BPJS Ketenagakerjaan sendiri mencatat total manfaat yang sudah disalurkan mencapai sekitar Rp57 triliun. Angka ini mencakup program jaminan hari tua, jaminan kematian, hingga beasiswa pendidikan untuk anak pekerja.
Tantangan Regulasi dan Aspek Hukum
Ketua Panitia Lokakarya sekaligus praktisi hukum, Masykur Isnan, mengingatkan bahwa kebijakan efisiensi logistik nasional tidak boleh mengesampingkan kesejahteraan buruh pelabuhan. Ia menyinggung kebijakan strategis seperti National Logistic Ecosystem (NLE) dan Instruksi Presiden Nomor 25 Tahun 2020 yang erat kaitannya dengan pengelolaan pelabuhan.
“Kebijakan strategis di industri ke depan tidak terlepas dari pelabuhan. Tentunya ada Peti Kemas dan TKBM,” ujar Masykur.
Ia menekankan pentingnya regulasi yang tidak hanya fokus pada efisiensi logistik, tetapi juga memperhatikan hak-hak dasar pekerja, mulai dari kepastian hubungan kerja, kontrak, upah minimum, cuti, hingga pesangon.
Harapan untuk Program Peningkatan Kualitas Buruh
Selain memperbaiki tata kelola, Sarbumusi juga menekankan perlunya program peningkatan kualitas pekerja. Irham menyebut sejumlah program yang dapat didorong, seperti pelatihan keterampilan, magang untuk anak buruh, dan perluasan jaminan sosial.
Langkah-langkah ini dinilai penting agar buruh TKBM tidak hanya terpaku pada upah rendah, tetapi juga memiliki kesempatan untuk meningkatkan taraf hidup dan mobilitas sosial.
“Kita ingin efisiensi logistik nasional berjalan seiring dengan peningkatan kesejahteraan pekerjanya,” kata Irham.
Buruh TKBM dalam Bayang-Bayang Ketertinggalan
Fakta bahwa sebagian besar buruh TKBM belum terjangkau program jaminan sosial menegaskan adanya kesenjangan besar dalam perlindungan tenaga kerja.
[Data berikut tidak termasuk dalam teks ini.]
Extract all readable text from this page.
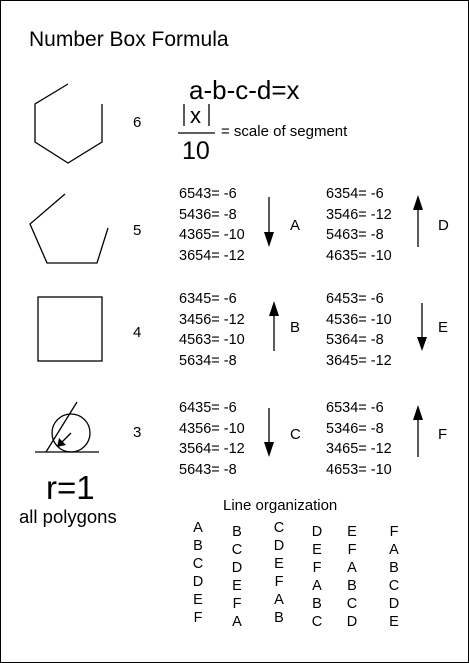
Number Box Formula
a-b-c-d=x
x
10
= scale of segment
6
5
4
3
6543= -6
5436= -8
4365= -10
3654= -12
A
6354= -6
3546= -12
5463= -8
4635= -10
D
6345= -6
3456= -12
4563= -10
5634= -8
B
6453= -6
4536= -10
5364= -8
3645= -12
E
6435= -6
4356= -10
3564= -12
5643= -8
C
6534= -6
5346= -8
3465= -12
4653= -10
F
r=1
all polygons
Line organization
A
B
C
D
E
F
B
C
D
E
F
A
C
D
E
F
A
B
D
E
F
A
B
C
E
F
A
B
C
D
F
A
B
C
D
E
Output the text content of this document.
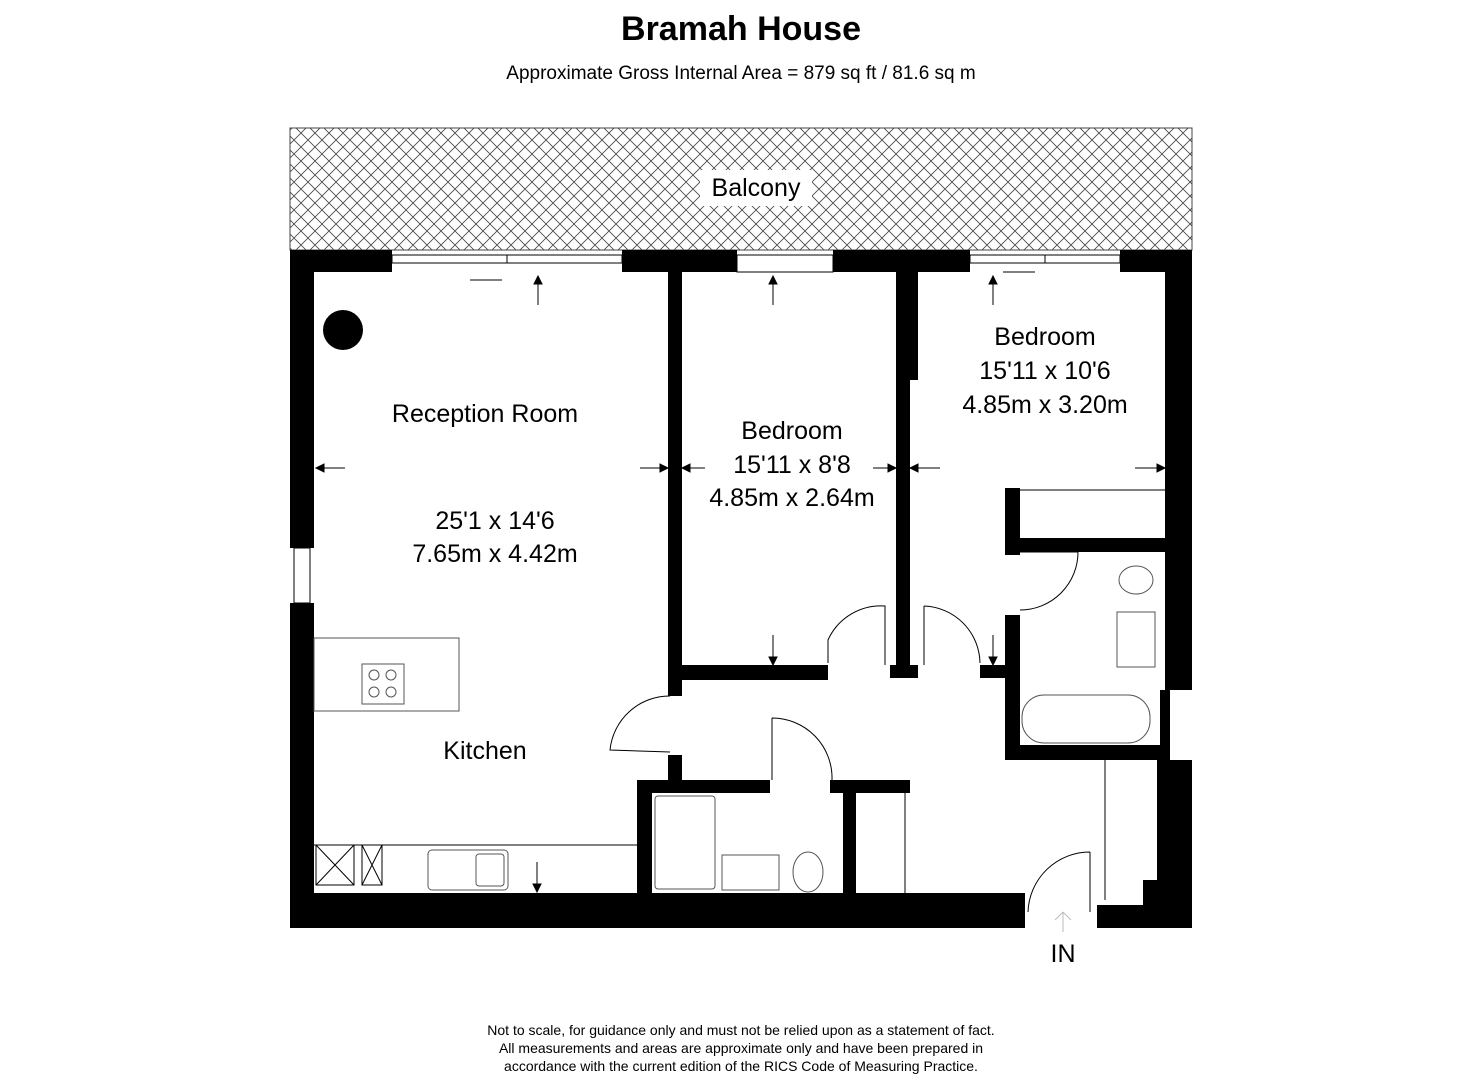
Bramah House
Approximate Gross Internal Area = 879 sq ft / 81.6 sq m
Balcony
Reception Room
25'1 x 14'6
7.65m x 4.42m
Kitchen
Bedroom
15'11 x 8'8
4.85m x 2.64m
Bedroom
15'11 x 10'6
4.85m x 3.20m
IN
Not to scale, for guidance only and must not be relied upon as a statement of fact.
All measurements and areas are approximate only and have been prepared in
accordance with the current edition of the RICS Code of Measuring Practice.
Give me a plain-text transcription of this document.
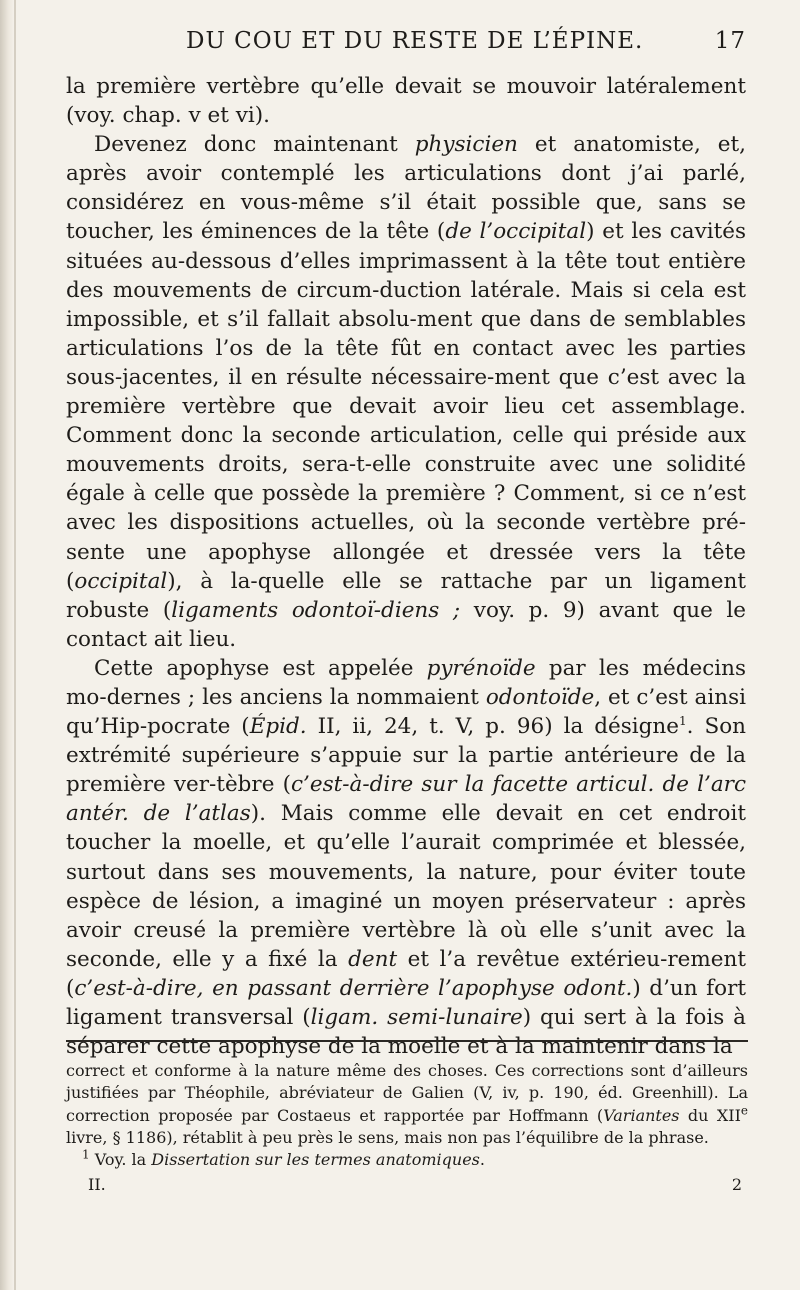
DU COU ET DU RESTE DE L’ÉPINE.	17

la première vertèbre qu’elle devait se mouvoir latéralement (voy. chap. v et vi).

Devenez donc maintenant physicien et anatomiste, et, après avoir contemplé les articulations dont j’ai parlé, considérez en vous-même s’il était possible que, sans se toucher, les éminences de la tête (de l’occipital) et les cavités situées au-dessous d’elles imprimassent à la tête tout entière des mouvements de circum-duction latérale. Mais si cela est impossible, et s’il fallait absolu-ment que dans de semblables articulations l’os de la tête fût en contact avec les parties sous-jacentes, il en résulte nécessaire-ment que c’est avec la première vertèbre que devait avoir lieu cet assemblage. Comment donc la seconde articulation, celle qui préside aux mouvements droits, sera-t-elle construite avec une solidité égale à celle que possède la première ? Comment, si ce n’est avec les dispositions actuelles, où la seconde vertèbre pré-sente une apophyse allongée et dressée vers la tête (occipital), à la-quelle elle se rattache par un ligament robuste (ligaments odontoï-diens ; voy. p. 9) avant que le contact ait lieu.

Cette apophyse est appelée pyrénoïde par les médecins mo-dernes ; les anciens la nommaient odontoïde, et c’est ainsi qu’Hip-pocrate (Épid. II, ii, 24, t. V, p. 96) la désigne$^1$. Son extrémité supérieure s’appuie sur la partie antérieure de la première ver-tèbre (c’est-à-dire sur la facette articul. de l’arc antér. de l’atlas). Mais comme elle devait en cet endroit toucher la moelle, et qu’elle l’aurait comprimée et blessée, surtout dans ses mouvements, la nature, pour éviter toute espèce de lésion, a imaginé un moyen préservateur : après avoir creusé la première vertèbre là où elle s’unit avec la seconde, elle y a fixé la dent et l’a revêtue extérieu-rement (c’est-à-dire, en passant derrière l’apophyse odont.) d’un fort ligament transversal (ligam. semi-lunaire) qui sert à la fois à séparer cette apophyse de la moelle et à la maintenir dans la

correct et conforme à la nature même des choses. Ces corrections sont d’ailleurs justifiées par Théophile, abréviateur de Galien (V, iv, p. 190, éd. Greenhill). La correction proposée par Costaeus et rapportée par Hoffmann (Variantes du XIIe livre, § 1186), rétablit à peu près le sens, mais non pas l’équilibre de la phrase.

$^1$ Voy. la Dissertation sur les termes anatomiques.

II.	2
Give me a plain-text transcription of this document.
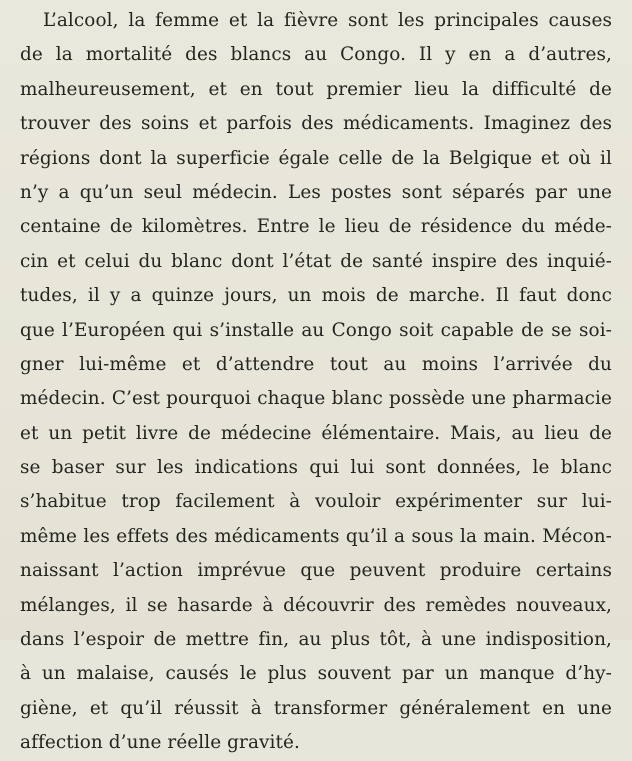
L’alcool, la femme et la fièvre sont les principales causes
de la mortalité des blancs au Congo. Il y en a d’autres,
malheureusement, et en tout premier lieu la difficulté de
trouver des soins et parfois des médicaments. Imaginez des
régions dont la superficie égale celle de la Belgique et où il
n’y a qu’un seul médecin. Les postes sont séparés par une
centaine de kilomètres. Entre le lieu de résidence du méde-
cin et celui du blanc dont l’état de santé inspire des inquié-
tudes, il y a quinze jours, un mois de marche. Il faut donc
que l’Européen qui s’installe au Congo soit capable de se soi-
gner lui-même et d’attendre tout au moins l’arrivée du
médecin. C’est pourquoi chaque blanc possède une pharmacie
et un petit livre de médecine élémentaire. Mais, au lieu de
se baser sur les indications qui lui sont données, le blanc
s’habitue trop facilement à vouloir expérimenter sur lui-
même les effets des médicaments qu’il a sous la main. Mécon-
naissant l’action imprévue que peuvent produire certains
mélanges, il se hasarde à découvrir des remèdes nouveaux,
dans l’espoir de mettre fin, au plus tôt, à une indisposition,
à un malaise, causés le plus souvent par un manque d’hy-
giène, et qu’il réussit à transformer généralement en une
affection d’une réelle gravité.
Padahal, peran mereka sangat vital dalam kelancaran distribusi logistik nasional.
Ketertinggalan dalam perlindungan sosial dan rendahnya upah membuat buruh TKBM berada di posisi yang rentan. Karena itu, forum seperti lokakarya ini diharapkan menjadi pintu masuk untuk memperbaiki nasib buruh pelabuhan melalui sinergi antara pemerintah, pengusaha, serikat buruh, dan lembaga jaminan sosial.
Seruan Sarbumusi agar pemerintah membenahi kesejahteraan buruh TKBM merupakan pengingat bahwa pembangunan ekonomi nasional harus menyentuh lapisan paling bawah. Dengan kontribusi sektor pelabuhan yang begitu besar terhadap PDB, buruh TKBM seharusnya juga mendapatkan hak yang layak.
Kolaborasi lintas sektor, pembenahan regulasi, serta perluasan jaminan sosial akan menjadi kunci agar buruh pelabuhan tidak lagi terpinggirkan. Pada akhirnya, efisiensi logistik nasional hanya bisa tercapai bila pekerja di garis depan rantai distribusi juga sejahtera.